This bill establishes a federal tax credit for landowners who donate property that includes a National Scenic Trail and its surrounding corridor to promote trail completion and conservation.
Richard Blumenthal
Senator
CT
The Complete America’s Great Trails Act establishes a new federal tax credit for landowners who donate property that includes a designated National Scenic Trail and a specified surrounding corridor. This credit is equal to the fair market value of the donated land, encouraging private conservation efforts to complete and expand these national trails. The bill also mandates a study on the credit's effectiveness and potential future modifications, such as making the credit refundable.
The Complete America’s Great Trails Act creates a new federal tax credit designed to help finish the country’s network of long-distance hiking trails. Under Section 2, landowners who donate property that includes a National Scenic Trail—and a surrounding buffer zone—can claim a tax credit equal to the fair market value of that land. This isn't just a small deduction; the bill specifies that the value should reflect the property's "highest and best use," meaning if your land could have been a housing development, the credit should reflect that price tag. To qualify, the donated corridor must generally be at least 50 feet wide on both sides of the trail but no more than a half-mile wide (2,640 feet). This credit can be used to wipe out federal income tax liability, and if the credit is larger than what you owe in a single year, you can carry the remaining balance forward for up to ten years.

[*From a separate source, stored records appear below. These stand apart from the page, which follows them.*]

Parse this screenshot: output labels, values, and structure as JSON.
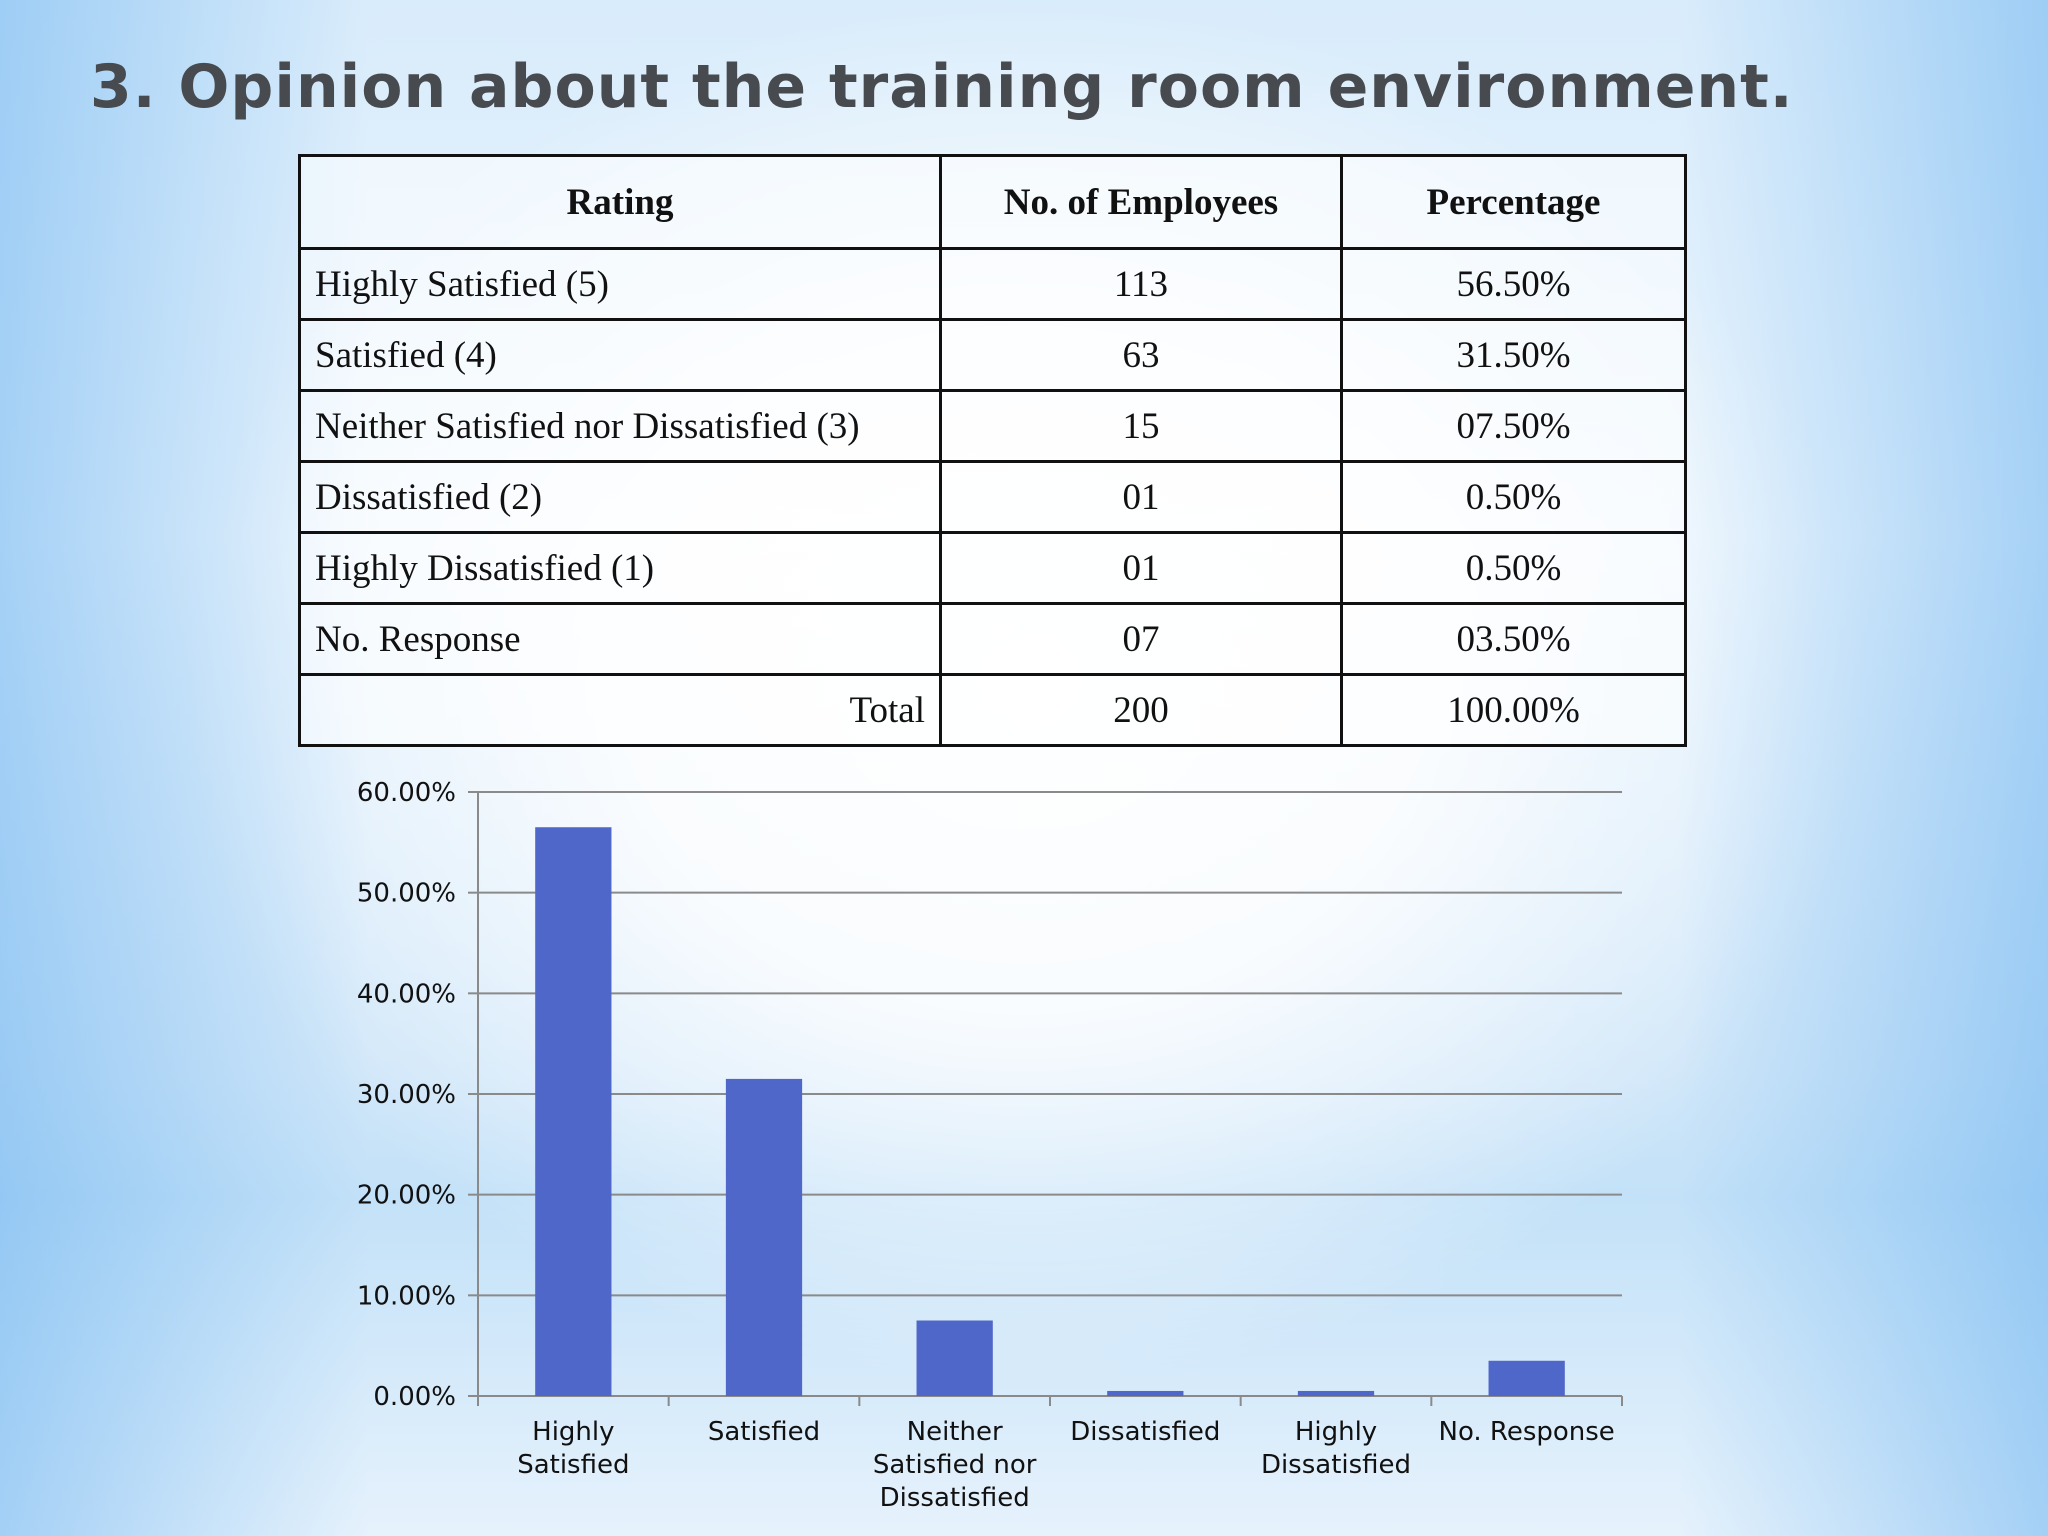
{
  "slide": {
    "title": "3. Opinion about the training room environment."
  },
  "table": {
    "headers": [
      "Rating",
      "No. of Employees",
      "Percentage"
    ],
    "rows": [
      {
        "rating": "Highly Satisfied (5)",
        "count": "113",
        "percentage": "56.50%"
      },
      {
        "rating": "Satisfied (4)",
        "count": "63",
        "percentage": "31.50%"
      },
      {
        "rating": "Neither Satisfied nor Dissatisfied (3)",
        "count": "15",
        "percentage": "07.50%"
      },
      {
        "rating": "Dissatisfied (2)",
        "count": "01",
        "percentage": "0.50%"
      },
      {
        "rating": "Highly Dissatisfied (1)",
        "count": "01",
        "percentage": "0.50%"
      },
      {
        "rating": "No. Response",
        "count": "07",
        "percentage": "03.50%"
      }
    ],
    "total": {
      "label": "Total",
      "count": "200",
      "percentage": "100.00%"
    }
  },
  "chart_data": {
    "type": "bar",
    "title": "",
    "xlabel": "",
    "ylabel": "",
    "categories": [
      [
        "Highly",
        "Satisfied"
      ],
      [
        "Satisfied"
      ],
      [
        "Neither",
        "Satisfied nor",
        "Dissatisfied"
      ],
      [
        "Dissatisfied"
      ],
      [
        "Highly",
        "Dissatisfied"
      ],
      [
        "No. Response"
      ]
    ],
    "values": [
      56.5,
      31.5,
      7.5,
      0.5,
      0.5,
      3.5
    ],
    "ylim": [
      0,
      60
    ],
    "yticks": [
      0,
      10,
      20,
      30,
      40,
      50,
      60
    ],
    "ytick_labels": [
      "0.00%",
      "10.00%",
      "20.00%",
      "30.00%",
      "40.00%",
      "50.00%",
      "60.00%"
    ],
    "grid": true,
    "legend": "none",
    "bar_color": "#4f67c9",
    "grid_color": "#8a8a8a"
  }
}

For a farmer or a rural homeowner, this bill offers a way to preserve the landscape without losing the entire economic value of the dirt. A key provision ensures that you don't have to stop using the land just because you took the credit. Section 2 states that the donation won't be disqualified if you continue using the area for recreation or agriculture, as long as those activities don't "impair significant conservation interests." For example, if you have a trail running through your back forty, you could potentially still graze cattle or use your own access roads while the public enjoys the trail corridor. However, there is some fine print: you have to choose between this new credit and a traditional charitable deduction—you can’t double-dip on both for the same piece of land.

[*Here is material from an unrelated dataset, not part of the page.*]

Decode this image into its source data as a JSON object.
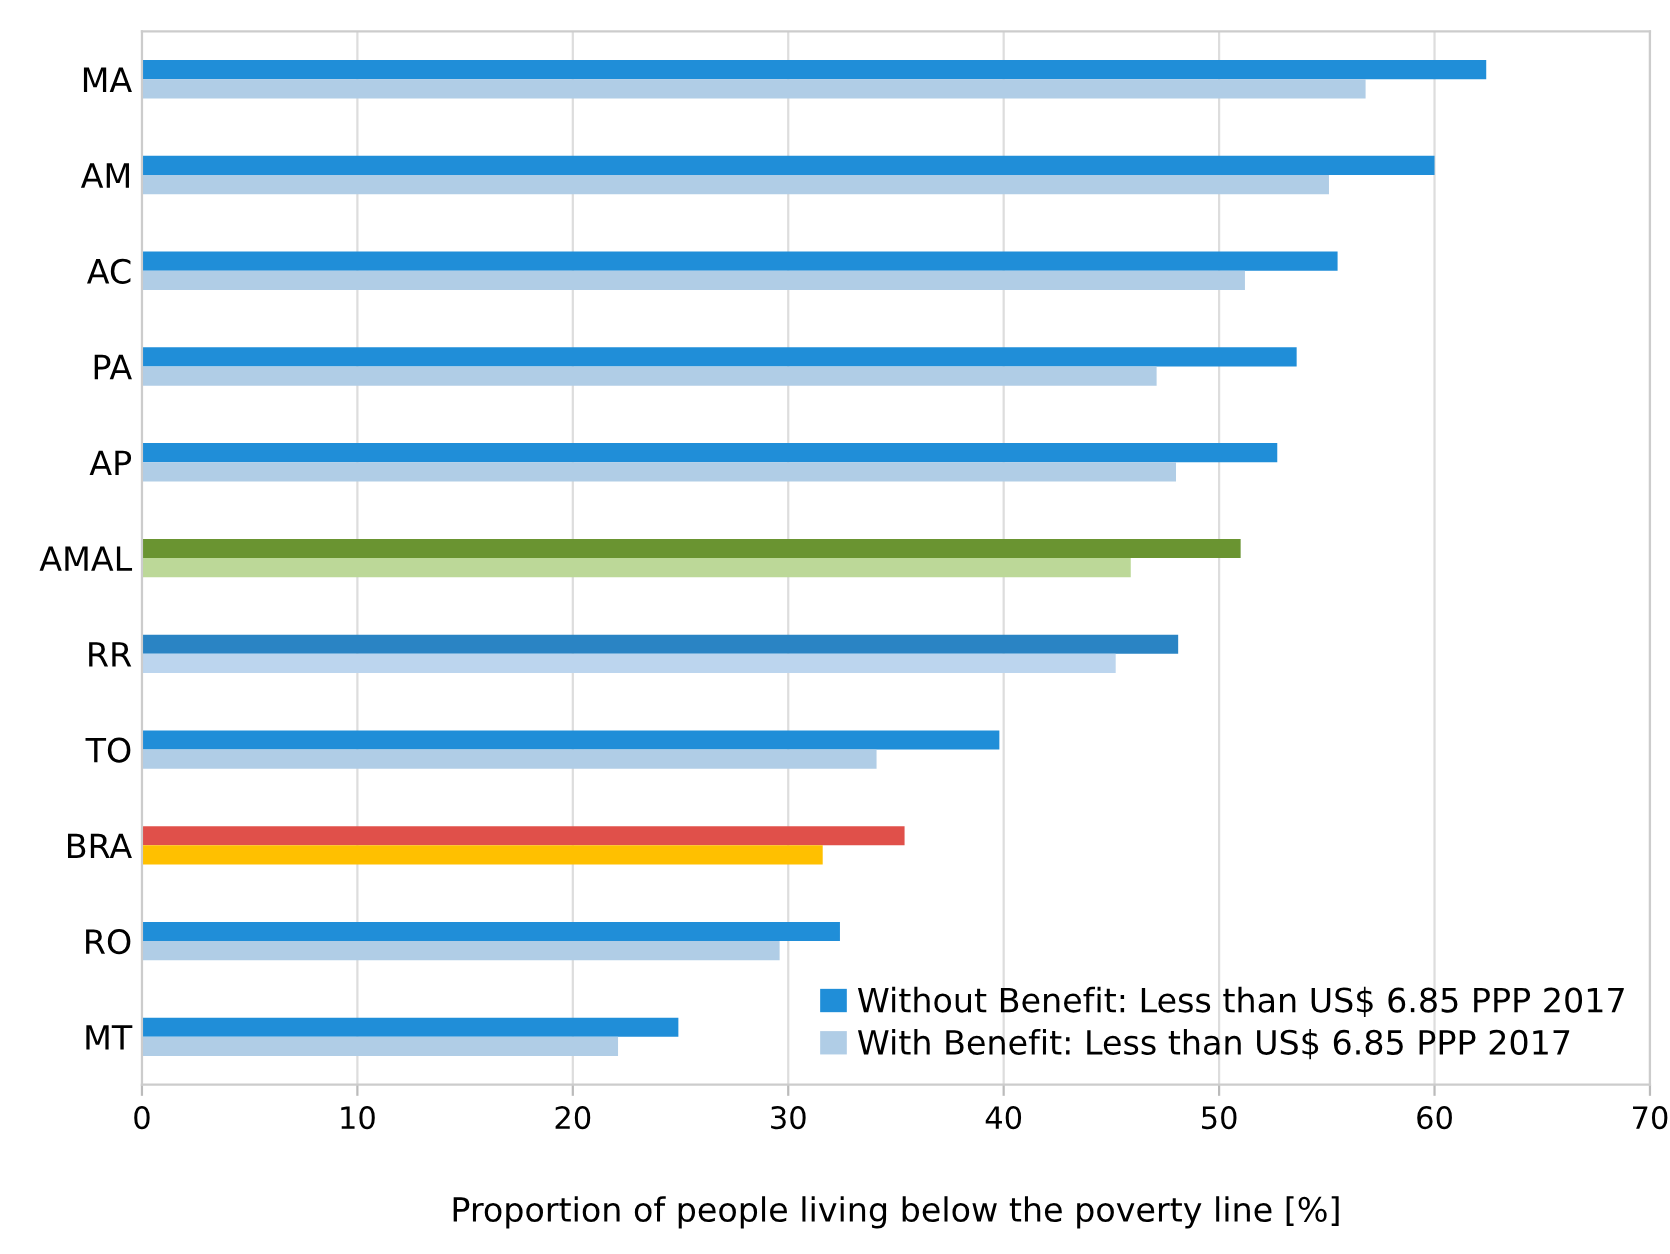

While the bill aims to speed up trail completion, it introduces some complex math for the IRS and landowners to navigate. Determining the "highest and best use" for a narrow strip of trail land can be tricky and may lead to disagreements between property owners and the government over exactly how much that credit is worth. Additionally, because the credit is treated as a general business credit for income-producing land, it’s a more powerful tool for working farms or timberlands than for casual hobbyists. The bill also looks toward the future, requiring the Secretary of the Interior to report back in four years on whether this credit should be made "refundable"—which would mean getting a check back from the government even if you don't owe any taxes—or "transferable," allowing you to sell the credit to someone else for cash.